- Film poster
- Directed by: Igor Drljaca
- Written by: Igor Drljaca
- Produced by: Munire Armstrong Jordan Barker Borga Dorter Igor Drljaca Albert Shin
- Starring: Jasmin Geljo; Ma-Anne Dionisio; Cynthia Ashperger; Filip Geljo;
- Cinematography: Roland Echavarria
- Edited by: Ajla Odobasic
- Production company: Timelapse Pictures
- Distributed by: A71 Entertainment
- Release date: August 7, 2015 (Locarno);
- Running time: 92 minutes
- Country: Canada
- Languages: English Bosnian

= The Waiting Room (2015 film) =

The Waiting Room is a 2015 Canadian drama film written and directed by Igor Drljaca. Loosely based on the life of Jasmin Geljo, the film stars Geljo as an actor once popular in his native country of Yugoslavia, who has struggled to find success since immigrating to Canada.

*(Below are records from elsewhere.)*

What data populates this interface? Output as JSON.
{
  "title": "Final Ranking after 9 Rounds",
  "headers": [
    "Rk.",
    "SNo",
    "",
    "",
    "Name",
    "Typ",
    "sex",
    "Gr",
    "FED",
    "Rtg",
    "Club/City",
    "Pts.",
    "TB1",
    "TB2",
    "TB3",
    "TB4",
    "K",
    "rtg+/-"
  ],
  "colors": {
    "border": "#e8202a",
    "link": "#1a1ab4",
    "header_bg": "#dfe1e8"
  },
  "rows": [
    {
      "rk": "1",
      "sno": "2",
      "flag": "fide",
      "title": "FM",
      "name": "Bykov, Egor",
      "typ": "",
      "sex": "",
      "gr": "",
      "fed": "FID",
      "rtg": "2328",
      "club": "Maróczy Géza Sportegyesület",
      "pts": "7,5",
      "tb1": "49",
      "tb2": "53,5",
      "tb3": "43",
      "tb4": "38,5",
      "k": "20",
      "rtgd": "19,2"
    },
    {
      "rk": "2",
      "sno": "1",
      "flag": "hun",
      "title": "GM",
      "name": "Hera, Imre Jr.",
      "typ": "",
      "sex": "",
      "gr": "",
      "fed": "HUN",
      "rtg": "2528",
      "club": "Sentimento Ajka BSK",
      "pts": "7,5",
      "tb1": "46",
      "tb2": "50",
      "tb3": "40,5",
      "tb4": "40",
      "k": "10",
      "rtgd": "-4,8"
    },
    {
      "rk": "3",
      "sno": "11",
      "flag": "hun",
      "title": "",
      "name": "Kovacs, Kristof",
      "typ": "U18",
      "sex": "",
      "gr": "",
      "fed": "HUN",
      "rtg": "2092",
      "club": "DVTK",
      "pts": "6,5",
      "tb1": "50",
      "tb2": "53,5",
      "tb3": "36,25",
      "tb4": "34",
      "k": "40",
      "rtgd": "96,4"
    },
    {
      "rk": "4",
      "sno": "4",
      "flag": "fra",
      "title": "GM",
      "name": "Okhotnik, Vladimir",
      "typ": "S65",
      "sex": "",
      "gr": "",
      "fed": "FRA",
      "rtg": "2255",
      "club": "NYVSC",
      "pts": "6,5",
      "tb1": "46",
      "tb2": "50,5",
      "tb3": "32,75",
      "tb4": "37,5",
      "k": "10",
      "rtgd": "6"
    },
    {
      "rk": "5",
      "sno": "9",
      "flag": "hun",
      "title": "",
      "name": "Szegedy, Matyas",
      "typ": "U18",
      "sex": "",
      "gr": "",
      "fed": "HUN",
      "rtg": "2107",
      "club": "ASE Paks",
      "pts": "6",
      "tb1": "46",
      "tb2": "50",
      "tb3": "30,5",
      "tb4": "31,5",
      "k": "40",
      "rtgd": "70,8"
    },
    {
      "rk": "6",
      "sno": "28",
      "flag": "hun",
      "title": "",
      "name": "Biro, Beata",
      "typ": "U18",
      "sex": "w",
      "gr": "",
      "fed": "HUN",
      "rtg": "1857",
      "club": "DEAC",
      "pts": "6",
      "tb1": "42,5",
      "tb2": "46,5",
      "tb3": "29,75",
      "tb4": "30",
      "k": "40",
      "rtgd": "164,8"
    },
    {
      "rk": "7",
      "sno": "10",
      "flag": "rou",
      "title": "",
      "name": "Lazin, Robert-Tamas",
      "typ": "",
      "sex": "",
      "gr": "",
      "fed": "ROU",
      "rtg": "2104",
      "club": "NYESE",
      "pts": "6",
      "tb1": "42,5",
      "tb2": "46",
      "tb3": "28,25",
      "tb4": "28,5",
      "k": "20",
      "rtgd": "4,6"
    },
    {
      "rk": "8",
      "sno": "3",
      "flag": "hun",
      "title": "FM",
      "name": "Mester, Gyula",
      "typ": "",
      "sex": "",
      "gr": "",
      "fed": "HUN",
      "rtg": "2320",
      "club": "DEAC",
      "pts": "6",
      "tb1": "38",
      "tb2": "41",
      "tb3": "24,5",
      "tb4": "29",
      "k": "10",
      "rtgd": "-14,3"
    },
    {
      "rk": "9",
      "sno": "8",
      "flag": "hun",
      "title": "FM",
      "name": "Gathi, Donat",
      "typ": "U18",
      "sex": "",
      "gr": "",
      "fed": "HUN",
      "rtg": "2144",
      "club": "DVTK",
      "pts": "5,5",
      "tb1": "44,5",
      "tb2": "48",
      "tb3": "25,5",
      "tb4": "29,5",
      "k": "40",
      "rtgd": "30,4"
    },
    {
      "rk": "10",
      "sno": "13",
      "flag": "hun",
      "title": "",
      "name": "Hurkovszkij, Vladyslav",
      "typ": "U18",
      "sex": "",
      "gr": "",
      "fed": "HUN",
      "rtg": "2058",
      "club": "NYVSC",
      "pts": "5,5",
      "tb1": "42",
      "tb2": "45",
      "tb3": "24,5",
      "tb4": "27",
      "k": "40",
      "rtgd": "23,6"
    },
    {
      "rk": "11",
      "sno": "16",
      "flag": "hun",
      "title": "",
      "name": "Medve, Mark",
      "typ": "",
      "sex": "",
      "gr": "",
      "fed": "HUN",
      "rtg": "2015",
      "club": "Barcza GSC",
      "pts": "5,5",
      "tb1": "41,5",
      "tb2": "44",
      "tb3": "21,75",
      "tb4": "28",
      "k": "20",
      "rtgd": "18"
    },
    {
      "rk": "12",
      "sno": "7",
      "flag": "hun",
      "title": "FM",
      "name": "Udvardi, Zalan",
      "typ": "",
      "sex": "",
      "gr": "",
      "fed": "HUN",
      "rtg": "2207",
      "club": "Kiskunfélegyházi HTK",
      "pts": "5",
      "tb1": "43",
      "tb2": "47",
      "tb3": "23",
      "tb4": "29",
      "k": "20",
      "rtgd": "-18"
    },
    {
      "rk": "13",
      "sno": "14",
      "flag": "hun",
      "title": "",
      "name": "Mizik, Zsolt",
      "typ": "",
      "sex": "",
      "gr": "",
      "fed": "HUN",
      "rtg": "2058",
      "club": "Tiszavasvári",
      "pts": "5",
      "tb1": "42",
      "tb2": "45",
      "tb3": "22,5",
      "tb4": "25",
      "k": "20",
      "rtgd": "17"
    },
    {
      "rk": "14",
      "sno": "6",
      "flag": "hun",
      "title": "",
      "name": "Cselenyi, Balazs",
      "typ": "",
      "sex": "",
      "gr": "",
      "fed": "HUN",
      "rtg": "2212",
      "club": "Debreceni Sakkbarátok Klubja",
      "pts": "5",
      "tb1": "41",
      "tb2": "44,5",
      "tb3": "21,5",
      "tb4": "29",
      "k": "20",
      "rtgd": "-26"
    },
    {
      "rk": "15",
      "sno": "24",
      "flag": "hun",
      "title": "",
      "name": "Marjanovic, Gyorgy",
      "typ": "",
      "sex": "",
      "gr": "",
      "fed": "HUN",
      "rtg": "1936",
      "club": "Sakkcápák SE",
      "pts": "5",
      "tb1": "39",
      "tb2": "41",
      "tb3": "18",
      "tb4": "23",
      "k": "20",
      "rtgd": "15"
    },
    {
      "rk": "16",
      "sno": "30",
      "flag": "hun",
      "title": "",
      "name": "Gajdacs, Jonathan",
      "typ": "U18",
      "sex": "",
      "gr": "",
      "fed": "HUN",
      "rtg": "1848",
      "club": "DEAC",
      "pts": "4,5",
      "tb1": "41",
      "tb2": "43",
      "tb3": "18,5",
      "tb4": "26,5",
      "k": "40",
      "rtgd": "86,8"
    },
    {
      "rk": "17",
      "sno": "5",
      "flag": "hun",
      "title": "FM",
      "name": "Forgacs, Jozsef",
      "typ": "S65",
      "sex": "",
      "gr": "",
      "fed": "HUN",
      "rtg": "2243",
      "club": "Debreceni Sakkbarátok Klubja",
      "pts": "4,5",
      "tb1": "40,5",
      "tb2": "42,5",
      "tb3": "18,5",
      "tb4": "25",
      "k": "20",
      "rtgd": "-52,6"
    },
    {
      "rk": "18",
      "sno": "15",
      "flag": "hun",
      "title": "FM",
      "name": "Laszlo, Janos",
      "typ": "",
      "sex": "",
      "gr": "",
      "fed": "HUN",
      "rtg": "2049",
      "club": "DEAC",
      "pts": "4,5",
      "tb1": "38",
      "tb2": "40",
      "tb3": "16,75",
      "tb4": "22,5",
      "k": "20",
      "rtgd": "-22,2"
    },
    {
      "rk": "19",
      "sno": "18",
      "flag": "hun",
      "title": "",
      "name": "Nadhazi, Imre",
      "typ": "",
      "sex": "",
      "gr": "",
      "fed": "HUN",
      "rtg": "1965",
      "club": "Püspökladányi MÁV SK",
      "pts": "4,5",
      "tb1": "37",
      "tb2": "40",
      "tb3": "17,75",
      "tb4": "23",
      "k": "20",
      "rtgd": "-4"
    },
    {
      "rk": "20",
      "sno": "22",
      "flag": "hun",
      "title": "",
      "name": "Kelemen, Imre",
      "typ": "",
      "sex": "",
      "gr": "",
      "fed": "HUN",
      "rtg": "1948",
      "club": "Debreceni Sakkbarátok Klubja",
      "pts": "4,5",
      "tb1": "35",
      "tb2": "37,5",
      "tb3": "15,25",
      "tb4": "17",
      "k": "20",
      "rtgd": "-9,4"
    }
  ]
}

The film had its world premiere at the Locarno Film Festival in Switzerland, and its North American premiere at the 2015 Toronto International Film Festival. It was picked up by A71 Entertainment and had a limited theatrical release in Canada on June 3, 2016.

== Plot ==
Jasmin, once a successful actor in the former Yugoslavia, now lives in Toronto with his second wife and young son. While juggling a construction job and a busy audition schedule, he dreams of re-launching an old televised stage show that made him famous in his homeland. When he is cast in a role that triggers recollections of the civil war, he is forced to reconcile his current reality with memories of his past success.

== Production ==
The film combines fiction with biographical elements inspired by Jasmin Geljo's life in Toronto. Geljo was a successful actor in pre-war Sarajevo, and was part of a wildly popular televised stage show Audicija (The Audition). Igor Drljaca notes that he was drawn to the idea of exploring the intersection between reality and fiction within the film, which is a study of an immigrant performer, rather than a film about immigration.

== Release ==
=== Critical reception ===
The Globe and Mail's Barry Hertz praised the film, writing "It's heavy material, but handled with enough sincerity and dexterity by Drljaca – and anchored by Geljo's tremendous lead performance – that its weight is more poignantly impactful than fatally crushing." NOW Magazines Norman Wilner was less enthused, writing "There’s a stark beauty to Roland Echavarria’s imagery, and Geljo clearly knows his frustrated, melancholy character inside out, but a few ill-advised choices let the air out of The Waiting Room in its final movement."

=== Accolades ===
The film received two Canadian Screen Award nominations at the 4th Canadian Screen Awards in 2016. Jasmin Geljo was nominated for Best Actor and Cynthia Ashperger for Best Supporting Actress.